William I. Robinson est professeur à l’Université de Californie et membre d’un groupe non contaminé de penseurs stratégiques américains qui ont conservé leur indépendance pendant les années de sifflement pour chiens depuis le 11 septembre, a écrit cette semaine :
« Le président Barack Obama… a peut-être fait plus que quiconque pour assurer la victoire de [Donald] Trump. Tandis que l’élection de Trump a déclenché une expansion rapide des courants fascistes dans la société civile étasunienne, un aboutissement fasciste pour le système politique est loin d’être inévitable…. Mais cette lutte exige un peu de clarté sur la façon dont nous sommes arrivés au bord d’un précipice aussi dangereux. Les semences du fascisme du XXIe siècle ont été plantées, fertilisées et arrosées par le gouvernement Obama et l’élite libérale en faillite politique. »
Robinson souligne que « le fascisme est avant tout une réponse aux profondes crises structurelles du capitalisme, comme celle des années 1930 et celle qui a débuté avec la crise financière de 2008 (…). Il y a une ligne presque droite d’Obama à Trump… Le refus de l’élite libérale de contester la rapacité du capital transnational ainsi que sa marque de politique identitaire ont éclipsé le langage des classes ouvrières et populaires… Ce refus a ainsi poussé les travailleurs blancs dans une “identité” de nationalisme blanc et a aidé les néo-fascistes à les organiser ».
Ce semis est la République de Weimar d’Obama, un paysage de pauvreté endémique, de police militarisée et de prisons barbares : la conséquence d’un extrémisme « de marché » qui, sous sa présidence, a entraîné le transfert de 14 mille milliards de dollars de deniers publics vers des entreprises criminelles de Wall Street.

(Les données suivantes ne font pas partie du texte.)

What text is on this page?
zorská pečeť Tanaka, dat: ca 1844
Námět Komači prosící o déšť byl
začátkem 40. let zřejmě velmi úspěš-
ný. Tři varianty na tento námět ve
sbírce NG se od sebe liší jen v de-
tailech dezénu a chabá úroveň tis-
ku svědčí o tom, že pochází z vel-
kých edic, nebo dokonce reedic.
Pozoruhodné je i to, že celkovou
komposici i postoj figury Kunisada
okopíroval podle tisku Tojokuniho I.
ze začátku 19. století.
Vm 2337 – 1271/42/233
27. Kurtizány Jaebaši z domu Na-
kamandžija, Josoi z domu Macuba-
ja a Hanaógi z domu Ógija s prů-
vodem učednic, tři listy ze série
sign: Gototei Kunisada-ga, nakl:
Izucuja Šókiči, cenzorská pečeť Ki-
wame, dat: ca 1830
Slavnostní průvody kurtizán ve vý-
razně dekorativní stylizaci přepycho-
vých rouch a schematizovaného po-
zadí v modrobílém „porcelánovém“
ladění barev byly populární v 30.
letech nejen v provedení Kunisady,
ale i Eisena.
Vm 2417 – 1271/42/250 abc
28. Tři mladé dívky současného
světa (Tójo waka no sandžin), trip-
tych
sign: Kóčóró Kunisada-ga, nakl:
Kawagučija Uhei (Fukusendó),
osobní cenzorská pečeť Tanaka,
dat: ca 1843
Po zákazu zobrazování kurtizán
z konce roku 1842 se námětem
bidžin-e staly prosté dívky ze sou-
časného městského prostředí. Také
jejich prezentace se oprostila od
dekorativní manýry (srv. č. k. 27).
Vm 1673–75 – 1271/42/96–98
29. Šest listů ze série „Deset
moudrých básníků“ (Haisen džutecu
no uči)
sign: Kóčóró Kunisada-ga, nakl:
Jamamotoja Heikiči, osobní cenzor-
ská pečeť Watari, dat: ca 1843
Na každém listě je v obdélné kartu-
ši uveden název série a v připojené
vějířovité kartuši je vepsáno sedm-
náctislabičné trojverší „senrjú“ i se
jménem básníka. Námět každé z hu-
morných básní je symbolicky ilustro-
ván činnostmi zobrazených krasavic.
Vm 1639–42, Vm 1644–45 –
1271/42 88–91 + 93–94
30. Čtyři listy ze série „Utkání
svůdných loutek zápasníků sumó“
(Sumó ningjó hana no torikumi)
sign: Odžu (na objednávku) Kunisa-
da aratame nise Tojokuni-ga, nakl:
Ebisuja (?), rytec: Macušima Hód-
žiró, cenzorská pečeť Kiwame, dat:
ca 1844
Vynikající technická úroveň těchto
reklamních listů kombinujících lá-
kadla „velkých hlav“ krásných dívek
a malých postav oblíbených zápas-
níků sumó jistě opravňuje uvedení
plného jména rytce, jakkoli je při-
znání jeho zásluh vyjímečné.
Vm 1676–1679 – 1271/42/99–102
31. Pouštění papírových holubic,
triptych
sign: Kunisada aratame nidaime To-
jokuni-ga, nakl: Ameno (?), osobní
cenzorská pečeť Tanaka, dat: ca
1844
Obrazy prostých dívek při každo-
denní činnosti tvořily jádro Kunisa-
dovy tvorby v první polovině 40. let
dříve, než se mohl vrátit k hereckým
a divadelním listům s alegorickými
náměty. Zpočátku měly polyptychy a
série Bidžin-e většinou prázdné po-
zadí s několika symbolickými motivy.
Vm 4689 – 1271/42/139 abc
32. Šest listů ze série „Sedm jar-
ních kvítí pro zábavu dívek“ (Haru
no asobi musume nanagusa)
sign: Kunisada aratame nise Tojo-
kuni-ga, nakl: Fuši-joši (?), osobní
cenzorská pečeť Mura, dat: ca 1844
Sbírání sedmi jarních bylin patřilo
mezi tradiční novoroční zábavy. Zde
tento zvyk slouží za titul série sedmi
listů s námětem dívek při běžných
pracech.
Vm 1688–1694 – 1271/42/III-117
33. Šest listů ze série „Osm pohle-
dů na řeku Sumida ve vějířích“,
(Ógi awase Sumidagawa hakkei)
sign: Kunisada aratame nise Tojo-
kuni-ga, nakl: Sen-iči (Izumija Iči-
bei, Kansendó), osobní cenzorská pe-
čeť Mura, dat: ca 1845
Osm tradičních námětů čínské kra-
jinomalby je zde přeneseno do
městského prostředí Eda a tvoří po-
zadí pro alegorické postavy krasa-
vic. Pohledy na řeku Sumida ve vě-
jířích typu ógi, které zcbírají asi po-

Peut-être que son plus grand « héritage » est la cooption et la désorientation de toute opposition réelle. La « révolution » apparente de Bernie Sanders ne trouve pas d’application concrète. La propagande est son triomphe.
Les mensonges au sujet de la Russie — où les Etats-Unis sont déjà intervenus ouvertement dans les élections — ont fait des journalistes les plus suffisants du monde la risée de tous. Dans le pays dont la presse est la plus libre au monde, le journalisme libre n’existe plus que par quelques honorables exceptions.
L’obsession de Trump est une couverture pour beaucoup de ceux qui se disent de « gauches/libéraux ». Comme s’ils voulaient revendiquer une forme d’honnêteté politique. Ils ne sont pas « de gauche », et encore moins « libéraux ». Une grande partie de l’agression étasunienne contre le reste de l’humanité est venue de prétendus gouvernements démocrates libéraux — comme celui d’Obama. Le spectre politique aux États-Unis s’étend du centre mythique à la droite lunaire. Les « gens de gauche » sont des renégats sans abri que Martha Gellhorn a décrits comme une « fraternité rare et tout à fait admirable ». Elle exclut ceux qui confondent la politique avec l’obsession de leur nombril.
Tandis qu’ils « guérissent » et « vont de l’avant », les militants de Writers Resist et d’autres anti-Trumpistes réfléchiront-ils à cela ? Plus précisément : quand un véritable mouvement d’opposition surgira-t-il ? En colère, éloquent, dans le style un pour tous, tous pour un ? Jusqu’à ce que la vraie politique revienne dans la vie des gens, l’ennemi ce n’est pas Trump, c’est nous-mêmes.